Example Use Case: They demonstrated this process using the co-parenting niche, uncovering multiple pain points and crafting business ideas such as conflict-focused platforms and child-centric transition tools, complete with landing page features, FAQs, and calls-to-action.
Additional Insights:
- The process emphasizes using markdown formatting in prompts for optimal AI understanding.
- Tips include building email waitlists using quizzes for pre-launch validation of interest.
- Steph advocates for iterative testing, user validation, and community engagement to refine ideas.
- The entire workflow showcases how AI can remove common mental blocks and biases in idea generation by automating research and validation.
This method leverages AI’s ability to absorb vast amounts of qualitative data, identify real customer needs, and create tailored marketing content quickly, dramatically accelerating the early stages of startup ideation and go-to-market preparation.[1]
The video “Python Tutorial: Build an AI-assisted Reddit Scraping Pipeline” is a comprehensive course that teaches how to create an automated, resilient system in Python for extracting and analyzing Reddit posts around specific topics using AI and modern tools.
Key Highlights:
Purpose: Build a data extraction and tracking platform to gather Reddit conversations on topics of interest (e.g., camping, AI news) for deeper understanding of real-world user discussions.

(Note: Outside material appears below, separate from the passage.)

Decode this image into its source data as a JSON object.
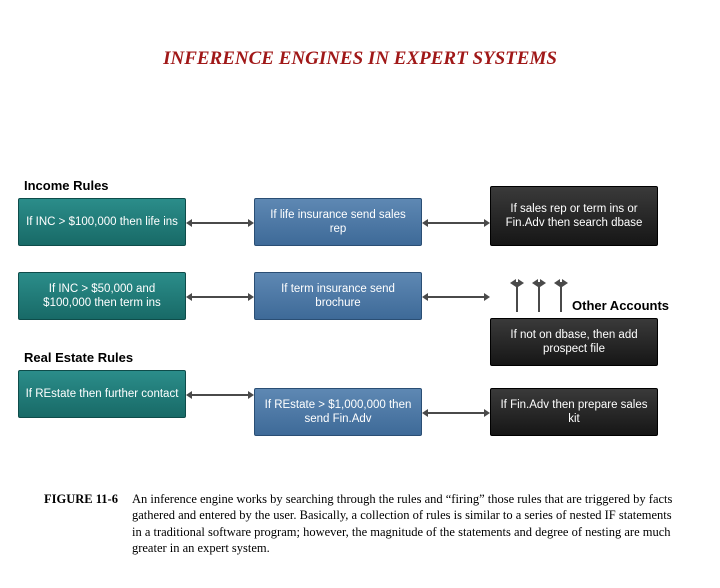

Technical Stack: Python, Jupyter notebooks for prototyping, Django for web app and automation coordination, PostgreSQL for database, Redis for caching/queues, Celery and Django QStash for background task/workflow management, Bright Data APIs for search and crawling, LangChain and LangGraph for AI and tool integration, and Cloudflare tunnels for hosting.
Core Capabilities:
- AI-powered Google SERP searches to find relevant Reddit communities.
- Automated scraping of Reddit posts and comments via Bright Data crawl API.

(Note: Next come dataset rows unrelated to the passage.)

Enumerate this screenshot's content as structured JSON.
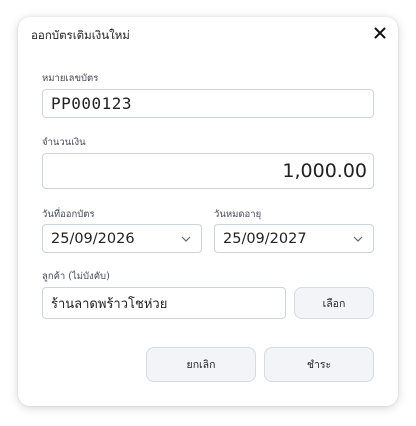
{
  "dialog": {
    "title": "ออกบัตรเติมเงินใหม่",
    "close_icon": "close-icon"
  },
  "form": {
    "card_number": {
      "label": "หมายเลขบัตร",
      "value": "PP000123"
    },
    "amount": {
      "label": "จำนวนเงิน",
      "value": "1,000.00"
    },
    "issue_date": {
      "label": "วันที่ออกบัตร",
      "value": "25/09/2026"
    },
    "expiry_date": {
      "label": "วันหมดอายุ",
      "value": "25/09/2027"
    },
    "customer": {
      "label": "ลูกค้า (ไม่บังคับ)",
      "value": "ร้านลาดพร้าวโชห่วย",
      "choose_label": "เลือก"
    }
  },
  "actions": {
    "cancel_label": "ยกเลิก",
    "pay_label": "ชำระ"
  }
}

- Resilient background task scheduling and execution with Celery and QStash.
- Structured storing of scraped Reddit data within Django models.

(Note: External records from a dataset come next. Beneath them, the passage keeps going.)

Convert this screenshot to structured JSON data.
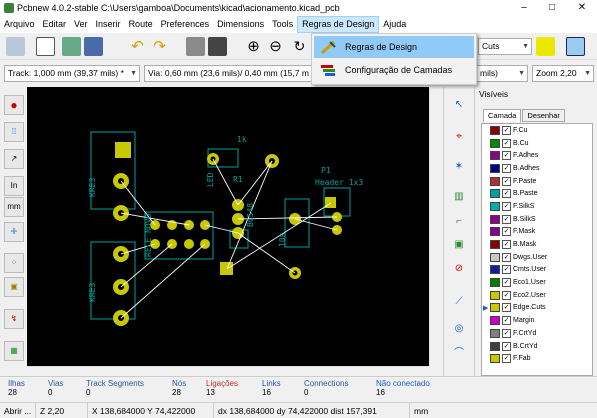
{
  "window": {
    "title": "Pcbnew 4.0.2-stable C:\\Users\\gamboa\\Documents\\kicad\\acionamento.kicad_pcb",
    "min": "–",
    "max": "□",
    "close": "✕"
  },
  "menubar": [
    "Arquivo",
    "Editar",
    "Ver",
    "Inserir",
    "Route",
    "Preferences",
    "Dimensions",
    "Tools",
    "Regras de Design",
    "Ajuda"
  ],
  "dropdown": {
    "items": [
      "Regras de Design",
      "Configuração de Camadas"
    ]
  },
  "toolbar2": {
    "track": "Track: 1,000 mm (39,37 mils) *",
    "via": "Via: 0,60 mm (23,6 mils)/ 0,40 mm (15,7 m",
    "grid": "mils)",
    "zoom": "Zoom 2,20",
    "layer_combo": "Cuts"
  },
  "layers_panel": {
    "title": "Visíveis",
    "tabs": [
      "Camada",
      "Desenhar"
    ],
    "items": [
      {
        "name": "F.Cu",
        "color": "#8b0000"
      },
      {
        "name": "B.Cu",
        "color": "#008b00"
      },
      {
        "name": "F.Adhes",
        "color": "#8b008b"
      },
      {
        "name": "B.Adhes",
        "color": "#00008b"
      },
      {
        "name": "F.Paste",
        "color": "#b03030"
      },
      {
        "name": "B.Paste",
        "color": "#00a0a0"
      },
      {
        "name": "F.SilkS",
        "color": "#00b0b0"
      },
      {
        "name": "B.SilkS",
        "color": "#8b008b"
      },
      {
        "name": "F.Mask",
        "color": "#8b008b"
      },
      {
        "name": "B.Mask",
        "color": "#8b0000"
      },
      {
        "name": "Dwgs.User",
        "color": "#c8c8c8"
      },
      {
        "name": "Cmts.User",
        "color": "#1a1aa0"
      },
      {
        "name": "Eco1.User",
        "color": "#008000"
      },
      {
        "name": "Eco2.User",
        "color": "#c8c800"
      },
      {
        "name": "Edge.Cuts",
        "color": "#c8c800"
      },
      {
        "name": "Margin",
        "color": "#c800c8"
      },
      {
        "name": "F.CrtYd",
        "color": "#808080"
      },
      {
        "name": "B.CrtYd",
        "color": "#404040"
      },
      {
        "name": "F.Fab",
        "color": "#c8c800"
      }
    ]
  },
  "messages": [
    {
      "label": "Ilhas",
      "value": "28",
      "color": "#2a5599"
    },
    {
      "label": "Vias",
      "value": "0",
      "color": "#2a5599"
    },
    {
      "label": "Track Segments",
      "value": "0",
      "color": "#2a5599"
    },
    {
      "label": "Nós",
      "value": "28",
      "color": "#2a5599"
    },
    {
      "label": "Ligações",
      "value": "13",
      "color": "#c03030"
    },
    {
      "label": "Links",
      "value": "16",
      "color": "#2a5599"
    },
    {
      "label": "Connections",
      "value": "0",
      "color": "#2a5599"
    },
    {
      "label": "Não conectado",
      "value": "16",
      "color": "#1560d4"
    }
  ],
  "status": {
    "file": "Abrir ...",
    "zoom": "Z 2,20",
    "xy": "X 138,684000  Y 74,422000",
    "dxy": "dx 138,684000  dy 74,422000  dist 157,391",
    "units": "mm"
  },
  "canvas": {
    "labels": [
      "1k",
      "LED",
      "R1",
      "BC548",
      "P1",
      "Header 1x3",
      "KRE3",
      "KRE3",
      "RELE NOVO",
      "10k",
      "Q1",
      "P1"
    ]
  }
}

- Use of LLMs (Google Gemini, LangChain) to extract topics, analyze, and make scraping decisions.
- Real-time webhook handlers to process incoming scrape data.
- Tools for fuzzy query matching and automated scraping on content changes.
Demonstration: Shows how to query topics (e.g., camping, VanLife), find and save Reddit communities, and scrape posts and discussions in an automated workflow.
Programming Approach: Starts with Python and Jupyter for experimenting with scraping and AI integration, then transitions into a Django-based project for database-backed, scalable production use with background workers and webhooks.
Security & Best Practices: Demonstrates how to securely manage API keys with environment variables and Git ignore rules.
This tutorial is aimed at developers looking to build advanced, AI-enhanced web scraping and social listening tools, particularly focused on Reddit, but concepts are expandable. It combines practical Python skills with modern AI libraries and cloud scraping services to automate data extraction for research and insights.[1]